The Emmy Award-winning writer is the creator of "Powerloafing," an online comedy about a world-class slacker, Cubicle Carl, whose adroit avoidance of work makes him a role model for aspiring office slugs.
"That's part of the definition of powerloafing," Upchurch said. "You're not just goofing off, you're getting away with it and you're convincing all the right people that you're a top worker."
Upchurch creates what he calls the world's smallest sitcom on what may be the world's smallest set -- his Los Feliz district apartment.
Everywhere are props for his comedic endeavor: Carl's cubicle, folded and stored on the porch; a singing fish modified to deliver dialogue via remote control; a mummified corpse in a shirt and tie.
A corpse? The disturbingly realistic prop is the centerpiece of Upchurch's latest sketch, "Department of Doom," in which actor Neil Patrick Harris (of "Doogie Howser" and "How I Met Your Mother") plays a malevolent, Canadian-accented co-worker who joins Cubicle Carl on a morbid misadventure. Think comedic horror, a la "Bud Abbott and Lou Costello Meet Frankenstein."
Upchurch developed "Powerloafing" before the last season of "The Chris Rock Show," which won an Emmy Award in 2000 for outstanding writing for a variety/music show. But he's not one to rest on his laurels; the gold statue sits on a bookshelf near the front door, covered by a baseball cap.

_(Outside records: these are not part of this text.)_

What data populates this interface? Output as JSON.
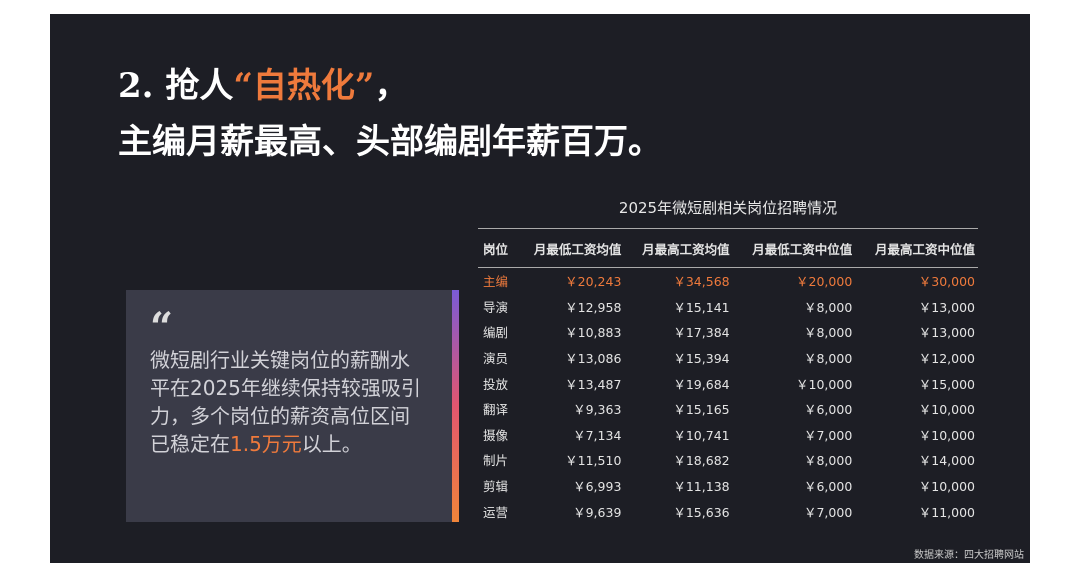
{
  "title": {
    "line1_prefix": "2. 抢人",
    "line1_highlight": "“自热化”",
    "line1_suffix": "，",
    "line2": "主编月薪最高、头部编剧年薪百万。"
  },
  "quote": {
    "mark": "“",
    "text_before": "微短剧行业关键岗位的薪酬水平在2025年继续保持较强吸引力，多个岗位的薪资高位区间已稳定在",
    "highlight": "1.5万元",
    "text_after": "以上。"
  },
  "table": {
    "title": "2025年微短剧相关岗位招聘情况",
    "headers": [
      "岗位",
      "月最低工资均值",
      "月最高工资均值",
      "月最低工资中位值",
      "月最高工资中位值"
    ],
    "rows": [
      [
        "主编",
        "￥20,243",
        "￥34,568",
        "￥20,000",
        "￥30,000"
      ],
      [
        "导演",
        "￥12,958",
        "￥15,141",
        "￥8,000",
        "￥13,000"
      ],
      [
        "编剧",
        "￥10,883",
        "￥17,384",
        "￥8,000",
        "￥13,000"
      ],
      [
        "演员",
        "￥13,086",
        "￥15,394",
        "￥8,000",
        "￥12,000"
      ],
      [
        "投放",
        "￥13,487",
        "￥19,684",
        "￥10,000",
        "￥15,000"
      ],
      [
        "翻译",
        "￥9,363",
        "￥15,165",
        "￥6,000",
        "￥10,000"
      ],
      [
        "摄像",
        "￥7,134",
        "￥10,741",
        "￥7,000",
        "￥10,000"
      ],
      [
        "制片",
        "￥11,510",
        "￥18,682",
        "￥8,000",
        "￥14,000"
      ],
      [
        "剪辑",
        "￥6,993",
        "￥11,138",
        "￥6,000",
        "￥10,000"
      ],
      [
        "运营",
        "￥9,639",
        "￥15,636",
        "￥7,000",
        "￥11,000"
      ]
    ]
  },
  "source": "数据来源：四大招聘网站"
}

"I might be a little superstitious about displaying the Emmy," he explains. "I'm proud of it, but I'd feel weird building a display case with a rotating disk and spotlights or something. I hope to be in a position to win another Emmy someday, but if I had one up there spinning I might change my mind because two spinning Emmys would be stupid."
Upchurch pitched the "Powerloafing" idea in 2000 to Pop.com, a high-profile Internet entertainment venture bankrolled by billionaire Paul Allen, whose partners included two of Hollywood's hottest film companies -- Ron Howard's Imagine Entertainment and DreamWorks, which brought director Steven Spielberg into the venture.
He figured the pedigree ensured the start-up a better shot at surviving than, say, the Digital Entertainment Network, which by that time had already imploded. Even if the sight of people playing foosball in the middle of Pop.com's Glendale warehouse in the middle of the day was a bit disquieting.